DRF Luftrettung Leonberg - Doppeltes Jubiläum bei „Christoph 41“

Leonberg | am 30.05.2011 - 12:00 Uhr | Aufrufe: 367

Die Leonberger Station der DRF Luftrettung hat im Juni gleich doppelten Anlass zum Feiern: Die Rettungsassistenten Klaus Peter Micheel und Georg Seyfried feiern ihr 25-jähriges Dienstjubiläum.

DRF Luftrettung bei der Messe RETTmobil in FuldaAls Männer der ersten Stunde waren sie an der Entwicklung der Luftrettungsstation in Leonberg maßgeblich beteiligt. Seit dem 1. Juni 1986 ist der rot-weiße Hubschrauber nach wechselnden Stationen fest am Leonberger Kreiskrankenhaus stationiert. Als erster Rettungshubschrauber der DRF Luftrettung stellt „Christoph 41“ seit 1973 die Luftrettung im Großraum Stuttgart sicher. Am vergangenen Wochenende leistete der rot-weiße Hubschrauber seinen 35.000. Einsatz seit Bestehen. Die Leitstelle Reutlingen alarmierte die Besatzung zu einem Kletterunfall im Abenteuerpark Schloss Lichtenstein. Nach der medizinischen Versorgung vor Ort wurde der 30-jährige Patient in das Krankenhaus Reutlingen transportiert.

Seit 25 Jahren arbeiten die erfahrenen Rettungsassistenten des Deutschen Roten Kreuzes an Bord des Leonberger Hubschraubers und sind nach wie vor mit Begeisterung bei der Sache: „Auch nach unserer langen Zeit an Bord von ‘Christoph 41’ wissen wir nie, was uns am Einsatzort erwartet. An unserer Arbeit als Luftretter fasziniert uns, dass wir Menschen in Not schnelle Hilfe bringen können. Einen Menschen gerettet oder sogar vor dem Tod bewahrt zu haben, ist eine enorme Bereicherung.
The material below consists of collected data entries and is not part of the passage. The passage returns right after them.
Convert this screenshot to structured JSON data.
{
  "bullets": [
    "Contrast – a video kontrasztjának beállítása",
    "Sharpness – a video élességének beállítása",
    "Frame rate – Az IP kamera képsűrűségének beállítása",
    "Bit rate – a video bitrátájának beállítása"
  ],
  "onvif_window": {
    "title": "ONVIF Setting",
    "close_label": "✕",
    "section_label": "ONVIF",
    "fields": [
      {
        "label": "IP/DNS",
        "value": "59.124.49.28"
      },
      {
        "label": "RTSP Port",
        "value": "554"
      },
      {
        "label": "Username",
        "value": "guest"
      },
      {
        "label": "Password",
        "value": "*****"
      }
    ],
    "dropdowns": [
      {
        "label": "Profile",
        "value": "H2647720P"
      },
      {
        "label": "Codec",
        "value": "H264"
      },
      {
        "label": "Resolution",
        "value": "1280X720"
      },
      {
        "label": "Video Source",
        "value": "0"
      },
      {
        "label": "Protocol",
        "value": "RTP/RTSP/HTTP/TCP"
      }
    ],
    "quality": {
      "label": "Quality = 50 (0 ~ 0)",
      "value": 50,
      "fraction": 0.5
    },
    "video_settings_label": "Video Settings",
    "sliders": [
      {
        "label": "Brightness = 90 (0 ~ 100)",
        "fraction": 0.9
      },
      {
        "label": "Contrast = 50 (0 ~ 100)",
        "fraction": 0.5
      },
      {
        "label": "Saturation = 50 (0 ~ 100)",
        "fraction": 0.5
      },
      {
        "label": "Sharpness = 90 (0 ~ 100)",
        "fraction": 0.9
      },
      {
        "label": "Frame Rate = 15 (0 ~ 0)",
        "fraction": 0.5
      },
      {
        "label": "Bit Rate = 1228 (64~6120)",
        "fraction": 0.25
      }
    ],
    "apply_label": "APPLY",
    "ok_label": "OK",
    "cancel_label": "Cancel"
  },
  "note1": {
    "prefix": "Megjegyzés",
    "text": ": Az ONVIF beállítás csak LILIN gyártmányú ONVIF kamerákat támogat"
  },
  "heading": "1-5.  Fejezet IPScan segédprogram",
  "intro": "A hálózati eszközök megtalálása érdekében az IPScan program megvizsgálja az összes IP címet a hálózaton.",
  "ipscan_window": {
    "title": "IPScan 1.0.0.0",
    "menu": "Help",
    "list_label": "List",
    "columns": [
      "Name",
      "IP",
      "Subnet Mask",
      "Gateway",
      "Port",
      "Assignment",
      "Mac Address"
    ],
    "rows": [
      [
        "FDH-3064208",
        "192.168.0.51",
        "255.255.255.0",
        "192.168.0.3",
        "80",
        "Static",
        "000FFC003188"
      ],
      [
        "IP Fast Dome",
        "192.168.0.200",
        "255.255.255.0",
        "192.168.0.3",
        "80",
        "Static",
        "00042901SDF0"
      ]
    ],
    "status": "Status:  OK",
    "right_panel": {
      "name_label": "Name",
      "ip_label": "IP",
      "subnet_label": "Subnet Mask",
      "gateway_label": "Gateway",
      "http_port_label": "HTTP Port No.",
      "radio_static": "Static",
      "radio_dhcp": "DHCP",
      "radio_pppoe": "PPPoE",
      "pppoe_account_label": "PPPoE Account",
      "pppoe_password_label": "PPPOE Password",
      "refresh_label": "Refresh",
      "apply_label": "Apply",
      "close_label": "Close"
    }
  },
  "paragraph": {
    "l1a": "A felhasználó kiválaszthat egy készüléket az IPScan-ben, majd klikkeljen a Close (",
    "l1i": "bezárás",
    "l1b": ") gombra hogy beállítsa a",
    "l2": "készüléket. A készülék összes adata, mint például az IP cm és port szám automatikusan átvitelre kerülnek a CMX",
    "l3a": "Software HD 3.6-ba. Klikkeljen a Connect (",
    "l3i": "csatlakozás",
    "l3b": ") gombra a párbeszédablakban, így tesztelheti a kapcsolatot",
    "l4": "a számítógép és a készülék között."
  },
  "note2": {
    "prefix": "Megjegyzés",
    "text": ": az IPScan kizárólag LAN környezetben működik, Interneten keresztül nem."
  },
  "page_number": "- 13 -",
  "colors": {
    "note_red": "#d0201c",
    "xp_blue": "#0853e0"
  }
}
Möglich ist dies nur durch die gute Zusammenarbeit mit unseren Piloten und Notärzten“, erzählen Klaus Peter Micheel und Georg Seyfried.

Ungewöhnlicher Einsatz bleibt in besonderer Erinnerung

Sieben Mal im Monat absolvieren die beiden Rettungsassistenten des DRK-Kreisverbandes Böblingen ihren Dienst an Bord von „Christoph 41“. Zu über 7.000 oftmals lebensrettenden Einsätzen seit Beginn seiner Tätigkeit ist jeder von ihnen für die DRF Luftrettung bereits gestartet. Ein ungewöhnlicher Einsatz ist dabei in besonderer Erinnerung geblieben: Im letzten Jahr hatte es ein kleiner Mensch besonders eilig, auf die Welt zu kommen. Als bei der schwangeren Frau bereits die Wehen einsetzten, war es für einen Transport in eine Klinik zu spät, so dass die Leitstelle den Leonberger Hubschrauber der DRF Luftrettung als schnellen Notarztzubringer alarmierte. Der Pilot konnte den Hubschrauber nur wenige Minuten nach der Alarmierung am Einsatzort landen. Auch eine Hebamme aus der Umgebung war inzwischen eingetroffen. Nur kurze Zeit später kam das Kind gesund und munter auf die Welt. Nach der Erstversorgung durch den Notarzt der DRF Luftrettung und Rettungsassistenten Georg Seyfried wurden Mutter und Kind für weitere Untersuchungen in ein Krankenhaus gebracht. „Besonders gefreut haben wir uns über ein Bild des kleinen Moritz, das uns die Mutter kurz nach der Geburt an die Station geschickt hatte“, erinnert sich Georg Seyfried.

Hintergrundinformationen zur Station Leonberg

Der Leonberger Hubschrauber der DRF Luftrettung mit dem Funkrufnamen „Christoph 41“ wird bei Notfällen als schneller Notarztzubringer alarmiert. Darüber hinaus wird er für den schonenden Transport von Patienten zwischen Kliniken eingesetzt. Hierzu ist er von 7.00 Uhr morgens bis Sonnenuntergang täglich einsatzbereit. Er ist mit erfahrenen Piloten der DRF Luftrettung, Notärzten des Krankenhauses Leonberg und den umliegenden Krankenhäusern sowie Rettungsassistenten des DRK-Kreisverbandes Böblingen besetzt. Einsatzorte im Umkreis von 60 Kilometern kann „Christoph 41“ in maximal 15 Minuten erreichen. Sein Einsatzgebiet umfasst die Landkreise Böblingen, Stuttgart, Rems-Murr, Schwäbisch-Hall, Heilbronn, Göppingen, Ludwigsburg, Enzkreis, Calw, Tübingen, Reutlingen und Esslingen.